Um es nochmal deutlich zu machen: ich verstehe den Vorteil eines AOT Compilers gegenüber einem Interpreter, nämlich die Nichtnotwendigkeit, den Bytecode zur Laufzeit zu analysieren.
Was ich nicht raffe ist der Vorteil des JIT Compilers gegenüber dem Interpreter, denn der JIT muss ja genauso zur Laufzeit den Bytecode analysieren, um daraus den Maschinencode generieren zu können.

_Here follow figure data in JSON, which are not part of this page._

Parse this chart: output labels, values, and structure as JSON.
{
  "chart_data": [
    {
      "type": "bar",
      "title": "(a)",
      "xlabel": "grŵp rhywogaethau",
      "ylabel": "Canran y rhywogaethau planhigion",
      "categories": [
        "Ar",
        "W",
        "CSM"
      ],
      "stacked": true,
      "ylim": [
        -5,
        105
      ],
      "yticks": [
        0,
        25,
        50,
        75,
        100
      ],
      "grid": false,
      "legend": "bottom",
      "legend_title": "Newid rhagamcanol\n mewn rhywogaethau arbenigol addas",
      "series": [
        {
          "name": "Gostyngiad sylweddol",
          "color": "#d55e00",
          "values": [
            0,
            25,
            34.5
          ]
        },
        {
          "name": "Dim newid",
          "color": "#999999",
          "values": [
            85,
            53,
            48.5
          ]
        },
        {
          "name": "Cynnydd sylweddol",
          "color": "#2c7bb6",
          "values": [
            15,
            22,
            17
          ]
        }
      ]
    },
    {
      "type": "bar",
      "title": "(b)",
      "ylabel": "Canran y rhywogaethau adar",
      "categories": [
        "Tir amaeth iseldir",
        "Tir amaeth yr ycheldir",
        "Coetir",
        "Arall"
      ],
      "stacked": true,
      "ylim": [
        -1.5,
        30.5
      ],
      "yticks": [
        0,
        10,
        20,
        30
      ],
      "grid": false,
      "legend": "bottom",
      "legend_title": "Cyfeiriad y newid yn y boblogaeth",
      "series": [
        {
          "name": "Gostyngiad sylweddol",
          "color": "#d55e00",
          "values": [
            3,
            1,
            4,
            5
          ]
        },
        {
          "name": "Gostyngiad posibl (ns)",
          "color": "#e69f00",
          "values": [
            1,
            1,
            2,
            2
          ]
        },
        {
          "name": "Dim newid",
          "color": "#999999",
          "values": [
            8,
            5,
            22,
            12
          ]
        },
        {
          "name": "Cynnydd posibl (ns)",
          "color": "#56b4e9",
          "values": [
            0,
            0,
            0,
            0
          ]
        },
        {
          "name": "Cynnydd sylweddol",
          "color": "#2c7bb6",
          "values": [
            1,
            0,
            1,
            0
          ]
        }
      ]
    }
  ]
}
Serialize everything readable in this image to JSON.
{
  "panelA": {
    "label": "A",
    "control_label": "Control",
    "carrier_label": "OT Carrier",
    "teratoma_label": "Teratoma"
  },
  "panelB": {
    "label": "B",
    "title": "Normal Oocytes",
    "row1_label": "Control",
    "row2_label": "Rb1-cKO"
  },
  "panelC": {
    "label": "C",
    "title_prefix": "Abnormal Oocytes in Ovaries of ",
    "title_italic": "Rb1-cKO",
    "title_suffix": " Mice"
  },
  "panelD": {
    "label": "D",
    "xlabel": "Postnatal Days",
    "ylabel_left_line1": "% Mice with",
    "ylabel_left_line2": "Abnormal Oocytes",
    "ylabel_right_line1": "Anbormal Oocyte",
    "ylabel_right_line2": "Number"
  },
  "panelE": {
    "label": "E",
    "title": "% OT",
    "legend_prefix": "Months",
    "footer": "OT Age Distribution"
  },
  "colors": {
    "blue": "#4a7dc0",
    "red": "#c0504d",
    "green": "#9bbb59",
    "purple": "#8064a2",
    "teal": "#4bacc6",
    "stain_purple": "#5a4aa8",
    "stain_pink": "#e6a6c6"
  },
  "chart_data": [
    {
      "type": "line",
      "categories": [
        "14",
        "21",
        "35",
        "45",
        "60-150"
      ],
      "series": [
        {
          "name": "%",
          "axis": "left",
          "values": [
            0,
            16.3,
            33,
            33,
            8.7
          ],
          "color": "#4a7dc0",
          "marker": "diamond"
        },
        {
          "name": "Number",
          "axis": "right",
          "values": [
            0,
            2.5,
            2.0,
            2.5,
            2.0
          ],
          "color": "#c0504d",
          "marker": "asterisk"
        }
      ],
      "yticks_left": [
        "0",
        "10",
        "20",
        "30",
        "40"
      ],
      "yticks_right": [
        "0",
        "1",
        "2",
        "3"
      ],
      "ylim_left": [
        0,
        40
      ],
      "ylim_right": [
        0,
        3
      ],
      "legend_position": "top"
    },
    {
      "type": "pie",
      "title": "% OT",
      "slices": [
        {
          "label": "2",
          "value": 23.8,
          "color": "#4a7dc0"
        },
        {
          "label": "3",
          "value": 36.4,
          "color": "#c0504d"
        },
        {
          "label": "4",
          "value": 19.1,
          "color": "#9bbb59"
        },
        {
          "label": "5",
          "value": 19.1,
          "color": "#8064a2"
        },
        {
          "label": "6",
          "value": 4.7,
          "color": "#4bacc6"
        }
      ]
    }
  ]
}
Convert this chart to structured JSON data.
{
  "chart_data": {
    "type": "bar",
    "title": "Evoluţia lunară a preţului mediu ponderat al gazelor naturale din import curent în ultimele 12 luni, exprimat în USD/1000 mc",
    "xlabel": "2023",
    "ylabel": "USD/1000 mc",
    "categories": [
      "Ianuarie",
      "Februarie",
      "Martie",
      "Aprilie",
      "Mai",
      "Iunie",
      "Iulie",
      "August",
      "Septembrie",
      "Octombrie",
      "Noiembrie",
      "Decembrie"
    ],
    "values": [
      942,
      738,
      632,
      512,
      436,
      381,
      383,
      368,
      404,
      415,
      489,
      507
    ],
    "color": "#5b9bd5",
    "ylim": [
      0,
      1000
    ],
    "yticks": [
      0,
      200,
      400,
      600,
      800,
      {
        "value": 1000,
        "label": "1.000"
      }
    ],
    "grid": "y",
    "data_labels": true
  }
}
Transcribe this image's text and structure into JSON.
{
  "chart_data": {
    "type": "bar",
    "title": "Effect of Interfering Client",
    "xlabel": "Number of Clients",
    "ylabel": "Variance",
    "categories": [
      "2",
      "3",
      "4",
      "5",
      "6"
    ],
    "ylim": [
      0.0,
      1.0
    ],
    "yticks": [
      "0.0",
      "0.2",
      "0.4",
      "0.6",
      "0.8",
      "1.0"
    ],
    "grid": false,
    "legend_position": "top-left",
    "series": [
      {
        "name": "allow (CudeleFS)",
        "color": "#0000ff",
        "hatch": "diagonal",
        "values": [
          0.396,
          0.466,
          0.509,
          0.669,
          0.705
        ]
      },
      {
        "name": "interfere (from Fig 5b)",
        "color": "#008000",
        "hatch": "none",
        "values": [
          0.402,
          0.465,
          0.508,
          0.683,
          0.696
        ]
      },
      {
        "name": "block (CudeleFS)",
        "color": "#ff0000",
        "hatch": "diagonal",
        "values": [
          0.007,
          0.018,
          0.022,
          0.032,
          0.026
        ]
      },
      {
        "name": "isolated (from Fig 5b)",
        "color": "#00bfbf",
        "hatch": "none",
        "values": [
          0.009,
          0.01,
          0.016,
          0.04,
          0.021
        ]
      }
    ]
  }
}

Was der Interpreter letztendlich ausführt, ist ja Maschinencode. Das Resultat der JIT Kompilierung ist ebenfalls Maschinencode.  
Jetzt bin ich ja schon ein bisschen schlauer, denn oben wurde ja gesagt, dass der vom Interpreter ausgeführte Maschinencode nicht der gleiche ist, wie der vom JIT generierte Maschinencode, sondern aus irgendeinem Grund schneller läuft. 




			
				Saxony hat gesagt.:
			
		

> ich verstehe nicht, was du da nicht verstehst!


Wenn es so einfach ist, dann frage ich mich, warum mir bisher niemand den einfachen Grund dafür nennen konnte, warum der vom JIT erzeugte Code besser (d.h. schneller) ist, als der vom Interpreter ausgeführte Code.

Den Bytecode zur Laufzeit analysieren müssen beide. Wikipedia geht dann imo etwas lax mit dem Begriff des Interpretierens um, da wird gesagt dass der Interpreter den Bytecode "einliest, analysiert und ausführt". Ist mir aber klar: was er am Ende ausführt ist äquivalenter Maschinencode, welcher das gewünschte Resultat bringt. Das gleiche Resultat wird aber auch durch den vom JIT generierten Maschinencode erreicht, dieser Code ist nur schneller.

Was also ist am Maschinencode des JIT anders als am Maschinencode des Interpreters?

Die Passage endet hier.